Krišjana Valdemara Iela 69, Riga, Aleksandrs Vanags, 1909
Photo credit: By Egilus - Own work, CC BY-SA 4.0, https://commons.wikimedia.org/w/index.php?curid=51213770
Aleksandrs Vanags was a quintessential architect of the National Romantic movement. Born and raised on a farm east of Riga, he came to the city as a young man to study construction and architecture at the Riga Polytechnic. He began his career around 1902 as the city was growing. His buildings’ façades are relatively plain yet he uses different colored materials to create pattern. Gables, bowed windows, and varying geometric shapes echo the buildings of his rural upbringing and create visual interest and delineation.
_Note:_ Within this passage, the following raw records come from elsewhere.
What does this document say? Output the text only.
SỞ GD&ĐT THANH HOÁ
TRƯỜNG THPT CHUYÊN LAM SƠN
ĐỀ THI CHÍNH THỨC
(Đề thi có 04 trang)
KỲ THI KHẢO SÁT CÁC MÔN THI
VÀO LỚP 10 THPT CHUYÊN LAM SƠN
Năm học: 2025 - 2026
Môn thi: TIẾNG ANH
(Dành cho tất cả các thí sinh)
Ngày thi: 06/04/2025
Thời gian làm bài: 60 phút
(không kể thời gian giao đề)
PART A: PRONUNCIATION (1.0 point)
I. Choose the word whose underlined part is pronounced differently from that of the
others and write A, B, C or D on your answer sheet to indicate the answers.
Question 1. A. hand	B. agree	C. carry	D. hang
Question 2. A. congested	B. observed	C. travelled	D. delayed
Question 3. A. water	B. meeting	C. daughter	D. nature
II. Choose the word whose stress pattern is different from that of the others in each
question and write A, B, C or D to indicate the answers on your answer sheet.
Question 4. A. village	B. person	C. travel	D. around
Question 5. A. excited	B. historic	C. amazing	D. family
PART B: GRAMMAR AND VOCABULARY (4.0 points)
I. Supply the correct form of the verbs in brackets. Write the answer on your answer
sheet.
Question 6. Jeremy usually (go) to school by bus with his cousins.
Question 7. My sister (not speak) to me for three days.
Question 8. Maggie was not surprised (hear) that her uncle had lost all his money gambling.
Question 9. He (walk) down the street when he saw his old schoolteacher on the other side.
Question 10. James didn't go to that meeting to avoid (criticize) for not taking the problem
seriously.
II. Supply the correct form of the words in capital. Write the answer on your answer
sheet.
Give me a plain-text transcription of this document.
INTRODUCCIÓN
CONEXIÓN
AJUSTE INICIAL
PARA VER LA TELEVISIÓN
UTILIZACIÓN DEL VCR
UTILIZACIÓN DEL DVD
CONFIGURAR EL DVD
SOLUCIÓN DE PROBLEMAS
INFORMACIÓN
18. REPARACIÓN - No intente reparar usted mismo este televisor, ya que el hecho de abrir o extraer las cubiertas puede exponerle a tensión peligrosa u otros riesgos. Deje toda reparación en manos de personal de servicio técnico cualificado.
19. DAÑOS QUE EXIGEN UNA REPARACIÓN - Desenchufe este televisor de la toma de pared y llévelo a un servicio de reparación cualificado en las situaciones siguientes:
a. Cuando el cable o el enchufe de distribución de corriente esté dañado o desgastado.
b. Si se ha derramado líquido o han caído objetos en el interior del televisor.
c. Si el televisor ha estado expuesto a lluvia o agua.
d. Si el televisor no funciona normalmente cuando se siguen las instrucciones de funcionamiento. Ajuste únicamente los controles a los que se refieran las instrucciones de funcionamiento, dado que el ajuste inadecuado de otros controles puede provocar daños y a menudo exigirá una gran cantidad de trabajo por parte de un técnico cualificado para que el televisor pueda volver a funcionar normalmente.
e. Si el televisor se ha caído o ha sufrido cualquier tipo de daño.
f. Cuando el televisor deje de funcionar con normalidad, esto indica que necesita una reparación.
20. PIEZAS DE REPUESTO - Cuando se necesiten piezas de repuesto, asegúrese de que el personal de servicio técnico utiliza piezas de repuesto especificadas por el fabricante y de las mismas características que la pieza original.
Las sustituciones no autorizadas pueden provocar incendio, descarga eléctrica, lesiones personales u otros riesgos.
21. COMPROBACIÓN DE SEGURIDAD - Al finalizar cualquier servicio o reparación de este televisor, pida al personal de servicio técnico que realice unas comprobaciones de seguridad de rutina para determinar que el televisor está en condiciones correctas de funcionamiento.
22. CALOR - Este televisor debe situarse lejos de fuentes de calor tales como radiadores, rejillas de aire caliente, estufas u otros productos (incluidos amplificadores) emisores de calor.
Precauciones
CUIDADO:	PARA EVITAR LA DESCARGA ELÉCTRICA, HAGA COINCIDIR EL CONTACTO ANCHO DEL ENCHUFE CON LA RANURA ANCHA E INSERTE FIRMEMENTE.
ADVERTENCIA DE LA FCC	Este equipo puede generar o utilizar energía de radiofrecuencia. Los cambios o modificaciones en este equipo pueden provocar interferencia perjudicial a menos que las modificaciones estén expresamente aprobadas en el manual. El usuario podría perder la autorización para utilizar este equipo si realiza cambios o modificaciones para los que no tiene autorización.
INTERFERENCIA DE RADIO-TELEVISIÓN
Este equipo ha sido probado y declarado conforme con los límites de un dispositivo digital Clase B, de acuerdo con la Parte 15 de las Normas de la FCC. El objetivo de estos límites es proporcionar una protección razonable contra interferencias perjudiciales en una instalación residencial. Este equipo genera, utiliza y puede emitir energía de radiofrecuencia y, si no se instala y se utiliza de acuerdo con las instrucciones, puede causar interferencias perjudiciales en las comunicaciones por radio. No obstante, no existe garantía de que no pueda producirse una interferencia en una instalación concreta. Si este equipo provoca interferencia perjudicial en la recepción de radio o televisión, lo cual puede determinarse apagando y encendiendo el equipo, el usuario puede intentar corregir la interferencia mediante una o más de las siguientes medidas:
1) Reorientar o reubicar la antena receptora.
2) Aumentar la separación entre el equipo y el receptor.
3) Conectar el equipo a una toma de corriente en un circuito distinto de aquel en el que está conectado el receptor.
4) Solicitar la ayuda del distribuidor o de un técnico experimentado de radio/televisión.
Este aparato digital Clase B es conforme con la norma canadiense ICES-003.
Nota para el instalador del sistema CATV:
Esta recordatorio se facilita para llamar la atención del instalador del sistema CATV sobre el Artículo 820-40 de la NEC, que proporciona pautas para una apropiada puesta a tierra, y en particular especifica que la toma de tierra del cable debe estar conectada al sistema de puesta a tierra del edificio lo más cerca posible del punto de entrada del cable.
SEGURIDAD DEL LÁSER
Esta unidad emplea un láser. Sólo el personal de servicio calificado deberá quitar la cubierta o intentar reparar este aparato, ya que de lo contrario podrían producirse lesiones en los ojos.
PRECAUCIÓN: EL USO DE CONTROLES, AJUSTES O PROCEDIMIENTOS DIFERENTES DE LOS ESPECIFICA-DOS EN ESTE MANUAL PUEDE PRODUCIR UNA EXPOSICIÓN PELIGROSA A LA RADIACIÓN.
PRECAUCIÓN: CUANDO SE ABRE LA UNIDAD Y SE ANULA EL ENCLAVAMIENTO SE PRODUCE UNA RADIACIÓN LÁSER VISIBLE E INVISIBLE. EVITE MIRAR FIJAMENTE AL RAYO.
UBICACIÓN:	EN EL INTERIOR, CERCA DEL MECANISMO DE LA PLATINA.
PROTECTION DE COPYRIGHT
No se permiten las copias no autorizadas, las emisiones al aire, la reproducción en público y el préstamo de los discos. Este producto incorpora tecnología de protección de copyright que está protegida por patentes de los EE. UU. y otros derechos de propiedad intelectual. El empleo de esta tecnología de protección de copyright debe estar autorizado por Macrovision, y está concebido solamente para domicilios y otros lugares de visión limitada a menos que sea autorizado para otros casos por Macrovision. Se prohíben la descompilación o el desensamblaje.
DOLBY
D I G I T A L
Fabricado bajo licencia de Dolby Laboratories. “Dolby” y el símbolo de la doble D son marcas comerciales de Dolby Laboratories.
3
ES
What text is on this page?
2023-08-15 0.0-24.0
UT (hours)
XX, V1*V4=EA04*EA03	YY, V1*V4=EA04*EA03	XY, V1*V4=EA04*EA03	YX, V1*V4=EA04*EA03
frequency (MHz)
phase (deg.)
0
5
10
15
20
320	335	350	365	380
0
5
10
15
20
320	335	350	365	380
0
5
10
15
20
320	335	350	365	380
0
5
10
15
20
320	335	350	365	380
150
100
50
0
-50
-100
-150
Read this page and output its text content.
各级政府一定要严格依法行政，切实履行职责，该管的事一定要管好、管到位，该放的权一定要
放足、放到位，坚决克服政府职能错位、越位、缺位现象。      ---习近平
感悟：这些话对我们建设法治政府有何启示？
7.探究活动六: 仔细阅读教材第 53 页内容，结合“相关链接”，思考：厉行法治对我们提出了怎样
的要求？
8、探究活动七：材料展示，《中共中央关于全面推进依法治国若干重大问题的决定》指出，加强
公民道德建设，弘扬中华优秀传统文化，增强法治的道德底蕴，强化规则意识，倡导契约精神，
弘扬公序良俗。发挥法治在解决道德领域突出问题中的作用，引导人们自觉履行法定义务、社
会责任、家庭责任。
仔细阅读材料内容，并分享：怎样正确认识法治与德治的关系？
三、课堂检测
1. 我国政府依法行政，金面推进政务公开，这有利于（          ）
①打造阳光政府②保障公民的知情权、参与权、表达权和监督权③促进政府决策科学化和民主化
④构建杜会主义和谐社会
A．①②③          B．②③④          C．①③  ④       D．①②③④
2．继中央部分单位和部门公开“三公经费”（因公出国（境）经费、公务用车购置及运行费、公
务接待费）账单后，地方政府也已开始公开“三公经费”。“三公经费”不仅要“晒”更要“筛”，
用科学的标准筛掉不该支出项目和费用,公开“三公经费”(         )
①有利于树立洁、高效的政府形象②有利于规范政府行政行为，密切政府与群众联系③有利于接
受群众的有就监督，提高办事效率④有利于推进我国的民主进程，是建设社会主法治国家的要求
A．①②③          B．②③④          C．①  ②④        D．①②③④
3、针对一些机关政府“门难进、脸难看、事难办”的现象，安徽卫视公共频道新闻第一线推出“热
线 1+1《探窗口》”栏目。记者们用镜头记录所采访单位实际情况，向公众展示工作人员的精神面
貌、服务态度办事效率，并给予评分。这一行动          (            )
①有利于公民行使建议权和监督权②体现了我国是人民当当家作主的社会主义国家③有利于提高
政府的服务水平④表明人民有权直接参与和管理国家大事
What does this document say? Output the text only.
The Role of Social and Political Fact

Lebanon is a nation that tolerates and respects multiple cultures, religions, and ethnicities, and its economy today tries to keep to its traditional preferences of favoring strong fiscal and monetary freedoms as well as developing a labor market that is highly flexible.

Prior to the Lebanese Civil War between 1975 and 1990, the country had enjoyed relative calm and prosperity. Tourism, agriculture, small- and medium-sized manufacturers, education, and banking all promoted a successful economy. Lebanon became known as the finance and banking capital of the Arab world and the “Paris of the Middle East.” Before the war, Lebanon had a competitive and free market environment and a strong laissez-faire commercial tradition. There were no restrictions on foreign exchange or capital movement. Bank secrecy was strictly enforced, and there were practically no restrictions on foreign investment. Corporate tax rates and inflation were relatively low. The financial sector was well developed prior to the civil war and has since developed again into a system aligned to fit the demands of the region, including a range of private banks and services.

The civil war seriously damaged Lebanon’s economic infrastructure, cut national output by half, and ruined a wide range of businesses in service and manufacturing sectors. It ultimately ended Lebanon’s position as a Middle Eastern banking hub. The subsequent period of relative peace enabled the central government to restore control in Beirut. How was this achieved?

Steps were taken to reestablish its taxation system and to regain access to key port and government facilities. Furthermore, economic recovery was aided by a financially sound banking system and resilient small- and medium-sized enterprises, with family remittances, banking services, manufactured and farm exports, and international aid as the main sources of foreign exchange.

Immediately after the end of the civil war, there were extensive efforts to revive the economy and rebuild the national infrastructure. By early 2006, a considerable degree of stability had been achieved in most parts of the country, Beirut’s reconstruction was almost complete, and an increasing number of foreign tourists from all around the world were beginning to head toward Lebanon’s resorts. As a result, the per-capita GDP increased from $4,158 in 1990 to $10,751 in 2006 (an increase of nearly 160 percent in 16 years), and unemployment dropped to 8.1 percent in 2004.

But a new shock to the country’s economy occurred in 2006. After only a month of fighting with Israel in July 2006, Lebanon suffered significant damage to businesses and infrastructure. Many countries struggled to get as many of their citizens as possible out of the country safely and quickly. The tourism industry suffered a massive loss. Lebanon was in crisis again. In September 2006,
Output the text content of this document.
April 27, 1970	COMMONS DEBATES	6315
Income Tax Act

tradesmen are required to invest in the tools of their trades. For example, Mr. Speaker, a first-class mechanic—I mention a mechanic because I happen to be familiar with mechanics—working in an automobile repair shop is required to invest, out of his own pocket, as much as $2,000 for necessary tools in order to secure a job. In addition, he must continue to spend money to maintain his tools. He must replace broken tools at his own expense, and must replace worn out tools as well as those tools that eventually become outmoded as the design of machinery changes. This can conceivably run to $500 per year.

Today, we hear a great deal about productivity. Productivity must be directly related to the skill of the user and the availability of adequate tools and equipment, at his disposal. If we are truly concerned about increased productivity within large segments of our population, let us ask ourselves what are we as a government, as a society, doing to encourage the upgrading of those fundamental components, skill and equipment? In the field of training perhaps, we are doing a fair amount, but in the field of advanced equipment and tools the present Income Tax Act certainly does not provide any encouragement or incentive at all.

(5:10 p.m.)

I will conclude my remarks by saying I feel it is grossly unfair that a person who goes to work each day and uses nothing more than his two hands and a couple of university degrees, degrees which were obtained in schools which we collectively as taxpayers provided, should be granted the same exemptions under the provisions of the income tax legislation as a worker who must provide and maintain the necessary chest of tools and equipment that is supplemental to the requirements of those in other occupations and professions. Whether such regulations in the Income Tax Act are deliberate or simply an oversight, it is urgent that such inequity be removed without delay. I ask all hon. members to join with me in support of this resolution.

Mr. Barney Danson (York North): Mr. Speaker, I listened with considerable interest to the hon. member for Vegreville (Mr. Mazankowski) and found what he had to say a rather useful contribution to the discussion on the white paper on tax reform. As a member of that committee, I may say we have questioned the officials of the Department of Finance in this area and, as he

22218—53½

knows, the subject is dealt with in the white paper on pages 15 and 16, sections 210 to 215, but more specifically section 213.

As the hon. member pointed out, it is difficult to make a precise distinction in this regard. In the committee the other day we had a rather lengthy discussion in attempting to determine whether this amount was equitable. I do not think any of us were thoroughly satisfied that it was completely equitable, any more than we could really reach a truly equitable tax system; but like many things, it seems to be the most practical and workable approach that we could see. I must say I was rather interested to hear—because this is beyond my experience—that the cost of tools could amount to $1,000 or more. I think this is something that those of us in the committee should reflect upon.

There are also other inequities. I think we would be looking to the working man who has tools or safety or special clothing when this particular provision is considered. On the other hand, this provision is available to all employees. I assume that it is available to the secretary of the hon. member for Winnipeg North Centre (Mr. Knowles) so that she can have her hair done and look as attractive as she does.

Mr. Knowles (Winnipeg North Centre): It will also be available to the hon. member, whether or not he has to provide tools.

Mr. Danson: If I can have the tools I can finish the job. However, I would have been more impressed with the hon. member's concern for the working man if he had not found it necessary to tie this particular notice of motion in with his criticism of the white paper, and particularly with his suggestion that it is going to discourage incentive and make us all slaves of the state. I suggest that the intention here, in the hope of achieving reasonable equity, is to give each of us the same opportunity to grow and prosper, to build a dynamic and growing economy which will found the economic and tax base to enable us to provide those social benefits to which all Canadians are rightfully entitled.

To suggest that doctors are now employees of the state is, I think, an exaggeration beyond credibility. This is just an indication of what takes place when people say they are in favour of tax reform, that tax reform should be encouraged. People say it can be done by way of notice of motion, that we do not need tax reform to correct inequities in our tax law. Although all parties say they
The work of Pauls Mandelštams, the architect of our Hotel Hestia Jugend, spanned the stylistic transition of the period. Many of his buildings display the verticality characteristic of perpendicular Art Nouveau, an aesthetic that nods to the Vienna Secession and was the most prolific style of the period. The windows, bays, and gables had a strict, almost column-like, linearity, but Mandelštams used the spaces in between, along with the balconies, spandrels, and lintels, to express his strong decorative sense. Early in the decade, he uses imaginative applied ornament, but his later buildings show more restraint. At Hestia Hotel Jugend, the decoration is mainly expressed through materials, pattern, and color.
Kaleju Iela 23, Riga, Paul Mandelštams, 1903
Photo credit: By Alma Pater - Own work, CC BY-SA 3.0, https://commons.wikimedia.org/w/index.php?curid=9725952
By end of the decade, the taste for National Romanticism and Art Nouveau was fading as criticism grew. One dyspeptic writer used phrases like “a piece of senseless mishmash”, “a mess of forms, lines, and colors”, and “incomprehensible and disgusting adornments” in his criticism. Maybe he was a fan of Adolf Loos who had published his famous essay, “Ornament and Crime”, in Austria in 1908. Modernism was starting to percolate with the Futurists in Italy and the Cubists in France. Times were changing.
Denouement
Whether some form of Art Nouveau would have continued if a war hadn’t intervened is impossible to say, but the movement was gone by 1914. World events also overtook Latvia and the Eisenstein family. A poorly-prepared Russia entered World War I in 1914 and quickly suffered major losses to Germany. The conduct of the war was one of the factors leading to the Bolshevik revolution and Soviet control of Latvia. At the end of the war, Latvia would fight and gain its independence. At the end of the revolution, Eisenstein father would fight Eisenstein son.
Following the 1917 October Revolution, the Romanov loyalist Mikhail became an engineer for the White Army. His son took up arms with the Red Army. Unknowingly they faced each other at the battle of Petrograd. When the White Army was defeated, Mikhail fled with thousands of other Russians to Berlin where he lived an impoverished life and died of heart failure in 1920.
His son flourished in the Soviet system because his son was filmmaker Sergei Eisenstein. Sergei was a pioneer of montage theory, an editing technique that links individual images and symbols to create a cohesive whole, suggesting narrative and evoking emotions with little or no dialogue. The Odessa steps scene from Eisenstein’s Battleship Potemkin is one of the most famous examples of Soviet montage, portraying chaos, tragedy, and pathos through the quick-cut images. Although he disapproved of “all that whipped cream,” perhaps something in his father’s buildings influenced Sergei. Like one of Mikhail’s sculptural façades, he created a symbolic, visual assemblage that inspired emotion and conjured meaning.